Question

A 100-W bulb and 4 25-W bulbs are made for the same voltage. They have filaments of the same length and material. The ratio of the diameter of the 100-W bulb to that of the 25-W bulb is:

• A. 4:1
• B. √2:1
• C. 2:1
• D. 1:√2

Answer 1

Answer: (C)

2:1

Answer 2

The power consumed by a bulb is related to its resistance and voltage. Since both the 100-W and 25-W bulbs are made for the same voltage, their resistances must be different. Let's denote the resistance of the 100-W bulb as $R_{100}$ and the resistance of the 25-W bulb as $R_{25}$.

The power consumed by a bulb can be written as:

$P = \frac{V^2}{R}$

where $P$ is the power, $V$ is the voltage, and $R$ is the resistance.
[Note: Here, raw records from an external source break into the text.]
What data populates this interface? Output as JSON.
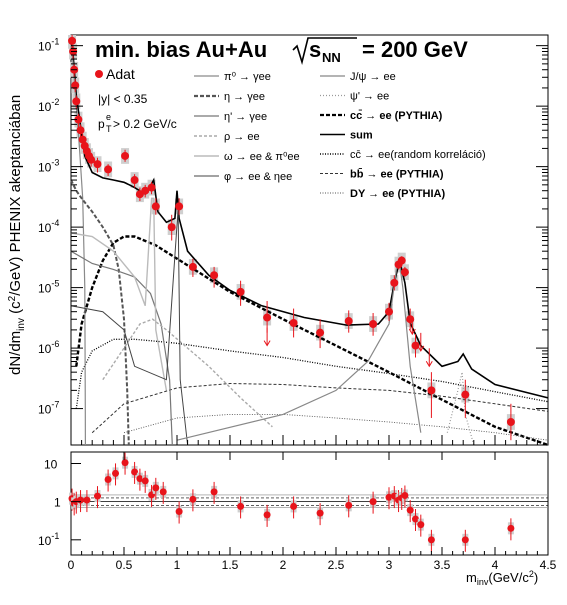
{
  "chart_data": {
    "type": "scatter",
    "title": "min. bias Au+Au",
    "title_energy_prefix": "s",
    "title_energy_sub": "NN",
    "title_energy_value": "= 200 GeV",
    "ylabel_parts": [
      "dN/dm",
      "inv",
      " (c",
      "2",
      "/GeV) PHENIX akeptanciában"
    ],
    "xlabel_parts": [
      "m",
      "inv",
      "(GeV/c",
      "2",
      ")"
    ],
    "cuts": [
      "|y| < 0.35",
      "p",
      "e",
      "T",
      " > 0.2 GeV/c"
    ],
    "data_legend": "Adat",
    "x_range": [
      0,
      4.5
    ],
    "y_range": [
      2.5e-08,
      0.15
    ],
    "y_scale": "log",
    "ratio_y_range": [
      0.04,
      20
    ],
    "x_ticks": [
      "0",
      "0.5",
      "1",
      "1.5",
      "2",
      "2.5",
      "3",
      "3.5",
      "4",
      "4.5"
    ],
    "y_ticks": [
      {
        "base": "10",
        "exp": "-1",
        "v": 0.1
      },
      {
        "base": "10",
        "exp": "-2",
        "v": 0.01
      },
      {
        "base": "10",
        "exp": "-3",
        "v": 0.001
      },
      {
        "base": "10",
        "exp": "-4",
        "v": 0.0001
      },
      {
        "base": "10",
        "exp": "-5",
        "v": 1e-05
      },
      {
        "base": "10",
        "exp": "-6",
        "v": 1e-06
      },
      {
        "base": "10",
        "exp": "-7",
        "v": 1e-07
      }
    ],
    "ratio_ticks": [
      {
        "label": "10",
        "v": 10
      },
      {
        "label": "1",
        "v": 1
      },
      {
        "base": "10",
        "exp": "-1",
        "v": 0.1
      }
    ],
    "legend_col1": [
      {
        "label": "π⁰ → γee",
        "color": "#8a8a8a",
        "dash": "",
        "width": 1.2
      },
      {
        "label": "η → γee",
        "color": "#555555",
        "dash": "4,2",
        "width": 2.2
      },
      {
        "label": "η' → γee",
        "color": "#777777",
        "dash": "",
        "width": 1.2
      },
      {
        "label": "ρ → ee",
        "color": "#aaaaaa",
        "dash": "3,2",
        "width": 1.4
      },
      {
        "label": "ω → ee & π⁰ee",
        "color": "#bbbbbb",
        "dash": "",
        "width": 1.4
      },
      {
        "label": "φ → ee & ηee",
        "color": "#444444",
        "dash": "",
        "width": 1.0
      }
    ],
    "legend_col2": [
      {
        "label": "J/ψ → ee",
        "color": "#888888",
        "dash": "",
        "width": 1.2
      },
      {
        "label": "ψ' → ee",
        "color": "#999999",
        "dash": "1,2",
        "width": 1.2
      },
      {
        "label": "cc̄ → ee (PYTHIA)",
        "color": "#000000",
        "dash": "4,2",
        "width": 2.2,
        "bold": true
      },
      {
        "label": "sum",
        "color": "#000000",
        "dash": "",
        "width": 1.6,
        "bold": true
      },
      {
        "label": "cc̄ → ee(random korreláció)",
        "color": "#000000",
        "dash": "1,1.5",
        "width": 1.6
      },
      {
        "label": "bb̄ → ee (PYTHIA)",
        "color": "#333333",
        "dash": "3,2",
        "width": 1.0,
        "bold": true
      },
      {
        "label": "DY → ee (PYTHIA)",
        "color": "#555555",
        "dash": "1,1.5",
        "width": 1.0,
        "bold": true
      }
    ],
    "data_points": [
      {
        "x": 0.01,
        "y": 0.12,
        "elo": 0.09,
        "ehi": 0.15
      },
      {
        "x": 0.02,
        "y": 0.08,
        "elo": 0.06,
        "ehi": 0.1
      },
      {
        "x": 0.03,
        "y": 0.04,
        "elo": 0.03,
        "ehi": 0.05
      },
      {
        "x": 0.04,
        "y": 0.022,
        "elo": 0.017,
        "ehi": 0.028
      },
      {
        "x": 0.05,
        "y": 0.012,
        "elo": 0.009,
        "ehi": 0.015
      },
      {
        "x": 0.07,
        "y": 0.006,
        "elo": 0.0045,
        "ehi": 0.0075
      },
      {
        "x": 0.09,
        "y": 0.004,
        "elo": 0.003,
        "ehi": 0.005
      },
      {
        "x": 0.11,
        "y": 0.0028,
        "elo": 0.0021,
        "ehi": 0.0035
      },
      {
        "x": 0.13,
        "y": 0.0022,
        "elo": 0.0017,
        "ehi": 0.0027
      },
      {
        "x": 0.15,
        "y": 0.0018,
        "elo": 0.0014,
        "ehi": 0.0022
      },
      {
        "x": 0.17,
        "y": 0.0015,
        "elo": 0.0012,
        "ehi": 0.0019
      },
      {
        "x": 0.19,
        "y": 0.0013,
        "elo": 0.001,
        "ehi": 0.0016
      },
      {
        "x": 0.25,
        "y": 0.0011,
        "elo": 0.0008,
        "ehi": 0.0014
      },
      {
        "x": 0.35,
        "y": 0.0009,
        "elo": 0.0007,
        "ehi": 0.0011
      },
      {
        "x": 0.51,
        "y": 0.0015,
        "elo": 0.0012,
        "ehi": 0.0019
      },
      {
        "x": 0.6,
        "y": 0.0006,
        "elo": 0.00045,
        "ehi": 0.00075
      },
      {
        "x": 0.65,
        "y": 0.00035,
        "elo": 0.00027,
        "ehi": 0.00045
      },
      {
        "x": 0.7,
        "y": 0.0004,
        "elo": 0.00031,
        "ehi": 0.0005
      },
      {
        "x": 0.76,
        "y": 0.00045,
        "elo": 0.00035,
        "ehi": 0.00056
      },
      {
        "x": 0.8,
        "y": 0.00022,
        "elo": 0.00016,
        "ehi": 0.0003
      },
      {
        "x": 0.95,
        "y": 0.0001,
        "elo": 6e-05,
        "ehi": 0.00016
      },
      {
        "x": 1.02,
        "y": 0.00022,
        "elo": 0.00016,
        "ehi": 0.0003
      },
      {
        "x": 1.15,
        "y": 2.2e-05,
        "elo": 1.5e-05,
        "ehi": 3e-05
      },
      {
        "x": 1.35,
        "y": 1.6e-05,
        "elo": 1e-05,
        "ehi": 2.2e-05
      },
      {
        "x": 1.6,
        "y": 8.5e-06,
        "elo": 5e-06,
        "ehi": 1.3e-05
      },
      {
        "x": 1.85,
        "y": 3.2e-06,
        "elo": 1.8e-06,
        "ehi": 6e-06
      },
      {
        "x": 2.1,
        "y": 2.6e-06,
        "elo": 1.5e-06,
        "ehi": 4.5e-06
      },
      {
        "x": 2.35,
        "y": 1.8e-06,
        "elo": 1e-06,
        "ehi": 3e-06
      },
      {
        "x": 2.62,
        "y": 2.8e-06,
        "elo": 1.8e-06,
        "ehi": 4.2e-06
      },
      {
        "x": 2.85,
        "y": 2.5e-06,
        "elo": 1.6e-06,
        "ehi": 3.8e-06
      },
      {
        "x": 3.0,
        "y": 4e-06,
        "elo": 2.8e-06,
        "ehi": 5.6e-06
      },
      {
        "x": 3.05,
        "y": 1.2e-05,
        "elo": 9e-06,
        "ehi": 1.6e-05
      },
      {
        "x": 3.09,
        "y": 2.4e-05,
        "elo": 2e-05,
        "ehi": 2.9e-05
      },
      {
        "x": 3.12,
        "y": 2.8e-05,
        "elo": 2.4e-05,
        "ehi": 3.3e-05
      },
      {
        "x": 3.15,
        "y": 1.8e-05,
        "elo": 1.5e-05,
        "ehi": 2.2e-05
      },
      {
        "x": 3.2,
        "y": 3e-06,
        "elo": 2e-06,
        "ehi": 4.5e-06
      },
      {
        "x": 3.25,
        "y": 1.1e-06,
        "elo": 7e-07,
        "ehi": 1.7e-06
      },
      {
        "x": 3.4,
        "y": 2e-07,
        "elo": 7e-08,
        "ehi": 4e-07
      },
      {
        "x": 3.72,
        "y": 1.7e-07,
        "elo": 7e-08,
        "ehi": 3e-07
      },
      {
        "x": 4.15,
        "y": 6e-08,
        "elo": 3e-08,
        "ehi": 1.2e-07
      }
    ],
    "arrow_points": [
      {
        "x": 1.85,
        "y": 1.1e-06
      },
      {
        "x": 3.22,
        "y": 1.7e-06
      },
      {
        "x": 3.3,
        "y": 9e-07
      },
      {
        "x": 3.38,
        "y": 5e-07
      }
    ],
    "ratio_points": [
      {
        "x": 0.01,
        "y": 1.2
      },
      {
        "x": 0.03,
        "y": 0.9
      },
      {
        "x": 0.05,
        "y": 1.0
      },
      {
        "x": 0.09,
        "y": 1.1
      },
      {
        "x": 0.15,
        "y": 1.1
      },
      {
        "x": 0.25,
        "y": 1.4
      },
      {
        "x": 0.35,
        "y": 3.8
      },
      {
        "x": 0.42,
        "y": 5.5
      },
      {
        "x": 0.51,
        "y": 10.5
      },
      {
        "x": 0.6,
        "y": 6.0
      },
      {
        "x": 0.65,
        "y": 4.0
      },
      {
        "x": 0.7,
        "y": 3.5
      },
      {
        "x": 0.76,
        "y": 1.5
      },
      {
        "x": 0.8,
        "y": 2.3
      },
      {
        "x": 0.87,
        "y": 1.8
      },
      {
        "x": 1.02,
        "y": 0.55
      },
      {
        "x": 1.15,
        "y": 1.15
      },
      {
        "x": 1.35,
        "y": 1.8
      },
      {
        "x": 1.6,
        "y": 0.75
      },
      {
        "x": 1.85,
        "y": 0.45
      },
      {
        "x": 2.1,
        "y": 0.75
      },
      {
        "x": 2.35,
        "y": 0.5
      },
      {
        "x": 2.62,
        "y": 0.8
      },
      {
        "x": 2.85,
        "y": 1.0
      },
      {
        "x": 3.0,
        "y": 1.3
      },
      {
        "x": 3.05,
        "y": 1.4
      },
      {
        "x": 3.09,
        "y": 1.1
      },
      {
        "x": 3.12,
        "y": 1.25
      },
      {
        "x": 3.15,
        "y": 1.45
      },
      {
        "x": 3.2,
        "y": 0.6
      },
      {
        "x": 3.25,
        "y": 0.35
      },
      {
        "x": 3.3,
        "y": 0.25
      },
      {
        "x": 3.4,
        "y": 0.1
      },
      {
        "x": 3.72,
        "y": 0.1
      },
      {
        "x": 4.15,
        "y": 0.2
      }
    ],
    "curves": {
      "sum": [
        [
          0.0,
          0.12
        ],
        [
          0.02,
          0.07
        ],
        [
          0.05,
          0.015
        ],
        [
          0.1,
          0.0035
        ],
        [
          0.13,
          0.0015
        ],
        [
          0.2,
          0.0008
        ],
        [
          0.3,
          0.00065
        ],
        [
          0.4,
          0.0006
        ],
        [
          0.5,
          0.00055
        ],
        [
          0.55,
          0.0005
        ],
        [
          0.6,
          0.00045
        ],
        [
          0.7,
          0.00035
        ],
        [
          0.74,
          0.00045
        ],
        [
          0.78,
          0.0006
        ],
        [
          0.82,
          0.00018
        ],
        [
          0.9,
          0.00012
        ],
        [
          0.98,
          0.00014
        ],
        [
          1.0,
          0.0004
        ],
        [
          1.02,
          0.00014
        ],
        [
          1.1,
          4e-05
        ],
        [
          1.3,
          1.6e-05
        ],
        [
          1.5,
          9e-06
        ],
        [
          1.8,
          5e-06
        ],
        [
          2.2,
          3.2e-06
        ],
        [
          2.6,
          2.4e-06
        ],
        [
          2.9,
          2.5e-06
        ],
        [
          3.0,
          4e-06
        ],
        [
          3.05,
          1.2e-05
        ],
        [
          3.1,
          2.8e-05
        ],
        [
          3.15,
          1.2e-05
        ],
        [
          3.2,
          2.6e-06
        ],
        [
          3.3,
          1.1e-06
        ],
        [
          3.5,
          5e-07
        ],
        [
          3.65,
          6e-07
        ],
        [
          3.7,
          8e-07
        ],
        [
          3.78,
          4.5e-07
        ],
        [
          4.0,
          2.5e-07
        ],
        [
          4.5,
          1.5e-07
        ]
      ],
      "cc_pythia": [
        [
          0.05,
          5e-07
        ],
        [
          0.1,
          2.5e-06
        ],
        [
          0.2,
          1e-05
        ],
        [
          0.3,
          2.8e-05
        ],
        [
          0.4,
          5.5e-05
        ],
        [
          0.5,
          7e-05
        ],
        [
          0.6,
          7e-05
        ],
        [
          0.8,
          5e-05
        ],
        [
          1.0,
          3e-05
        ],
        [
          1.5,
          8.5e-06
        ],
        [
          2.0,
          3e-06
        ],
        [
          2.5,
          1.1e-06
        ],
        [
          3.0,
          4e-07
        ],
        [
          3.5,
          1.4e-07
        ],
        [
          4.0,
          5e-08
        ],
        [
          4.5,
          2.5e-08
        ]
      ],
      "cc_random": [
        [
          0.05,
          1e-07
        ],
        [
          0.1,
          4e-07
        ],
        [
          0.2,
          9e-07
        ],
        [
          0.4,
          1.4e-06
        ],
        [
          0.6,
          1.4e-06
        ],
        [
          0.8,
          1.3e-06
        ],
        [
          1.0,
          1.2e-06
        ],
        [
          1.5,
          9e-07
        ],
        [
          2.0,
          7e-07
        ],
        [
          2.5,
          5e-07
        ],
        [
          3.0,
          3.8e-07
        ],
        [
          3.5,
          2.8e-07
        ],
        [
          4.0,
          1.9e-07
        ],
        [
          4.5,
          1.3e-07
        ]
      ],
      "bb_pythia": [
        [
          0.2,
          4e-08
        ],
        [
          0.5,
          1.2e-07
        ],
        [
          1.0,
          2.2e-07
        ],
        [
          1.5,
          2.6e-07
        ],
        [
          2.0,
          2.5e-07
        ],
        [
          2.5,
          2.2e-07
        ],
        [
          3.0,
          2e-07
        ],
        [
          3.5,
          1.6e-07
        ],
        [
          4.0,
          1.2e-07
        ],
        [
          4.5,
          9e-08
        ]
      ],
      "dy": [
        [
          0.5,
          4e-08
        ],
        [
          1.0,
          7e-08
        ],
        [
          1.5,
          8e-08
        ],
        [
          2.0,
          8e-08
        ],
        [
          2.5,
          7e-08
        ],
        [
          3.0,
          6e-08
        ],
        [
          3.5,
          5e-08
        ],
        [
          4.0,
          4e-08
        ],
        [
          4.5,
          3e-08
        ]
      ],
      "pi0": [
        [
          0.0,
          0.1
        ],
        [
          0.02,
          0.05
        ],
        [
          0.05,
          0.01
        ],
        [
          0.08,
          0.002
        ],
        [
          0.11,
          0.0003
        ],
        [
          0.13,
          1e-05
        ],
        [
          0.135,
          1e-07
        ],
        [
          0.136,
          2e-08
        ]
      ],
      "eta": [
        [
          0.0,
          0.0006
        ],
        [
          0.05,
          0.0004
        ],
        [
          0.1,
          0.0003
        ],
        [
          0.2,
          0.00018
        ],
        [
          0.3,
          0.0001
        ],
        [
          0.4,
          5e-05
        ],
        [
          0.45,
          2e-05
        ],
        [
          0.5,
          3e-06
        ],
        [
          0.53,
          2e-07
        ],
        [
          0.545,
          2e-08
        ]
      ],
      "etap": [
        [
          0.0,
          4e-05
        ],
        [
          0.2,
          2.5e-05
        ],
        [
          0.4,
          2e-05
        ],
        [
          0.6,
          1.5e-05
        ],
        [
          0.75,
          8e-06
        ],
        [
          0.85,
          2.5e-06
        ],
        [
          0.93,
          3e-07
        ],
        [
          0.956,
          2e-08
        ]
      ],
      "rho": [
        [
          0.3,
          3e-07
        ],
        [
          0.5,
          1e-06
        ],
        [
          0.65,
          2.5e-06
        ],
        [
          0.77,
          3e-06
        ],
        [
          0.9,
          2e-06
        ],
        [
          1.1,
          1e-06
        ],
        [
          1.3,
          5e-07
        ],
        [
          1.6,
          1.5e-07
        ],
        [
          1.9,
          5e-08
        ]
      ],
      "omega": [
        [
          0.0,
          8e-05
        ],
        [
          0.2,
          7e-05
        ],
        [
          0.4,
          4e-05
        ],
        [
          0.6,
          1.5e-05
        ],
        [
          0.7,
          5e-06
        ],
        [
          0.76,
          0.0003
        ],
        [
          0.78,
          0.0003
        ],
        [
          0.8,
          2e-06
        ],
        [
          0.9,
          2e-07
        ]
      ],
      "phi": [
        [
          0.0,
          5e-06
        ],
        [
          0.3,
          4e-06
        ],
        [
          0.5,
          2e-06
        ],
        [
          0.6,
          5e-07
        ],
        [
          0.9,
          3e-07
        ],
        [
          1.01,
          0.0002
        ],
        [
          1.03,
          3e-07
        ],
        [
          1.1,
          2e-08
        ]
      ],
      "jpsi": [
        [
          1.0,
          3e-08
        ],
        [
          2.0,
          8e-08
        ],
        [
          2.5,
          2e-07
        ],
        [
          2.8,
          6e-07
        ],
        [
          3.0,
          2.5e-06
        ],
        [
          3.07,
          2e-05
        ],
        [
          3.1,
          2.5e-05
        ],
        [
          3.13,
          1e-05
        ],
        [
          3.2,
          5e-07
        ],
        [
          3.3,
          4e-08
        ]
      ],
      "psip": [
        [
          3.55,
          4e-08
        ],
        [
          3.65,
          2e-07
        ],
        [
          3.69,
          4e-07
        ],
        [
          3.72,
          8e-08
        ],
        [
          3.8,
          2e-08
        ]
      ]
    }
  }
}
Since the filaments of the bulbs are made of the same material and have the same length, the resistance is directly proportional to the length of the filament and inversely proportional to the cross-sectional area of the filament. Let's denote the diameter of the 25-W bulb as $d_{25}$ and the diameter of the 100-W bulb as $d_{100}$.

The cross-sectional area of the filament is proportional to the square of its diameter. Therefore, we can write:

$R_{100} = k \cdot \frac{l}{(d_{100})^2}$

$R_{25} = k \cdot \frac{l}{(d_{25})^2}$

where $k$ is a constant and $l$ is the length of the filament.

Since the bulbs are made for the same voltage, we can write:

$\frac{V^2}{R_{100}} = \frac{V^2}{R_{25}}$

Substituting the expressions for $R_{100}$ and $R_{25}$ and simplifying, we get:

$\frac{(d_{100})^2}{(d_{25})^2} = \frac{100}{25}$

$\frac{d_{100}}{d_{25}} = \sqrt{\frac{100}{25}} = \sqrt{4} = 2$

So, the ratio of the diameter of the 100-W bulb to that of the 25-W bulb is 2:1.

The correct answer is option (C) : 2:1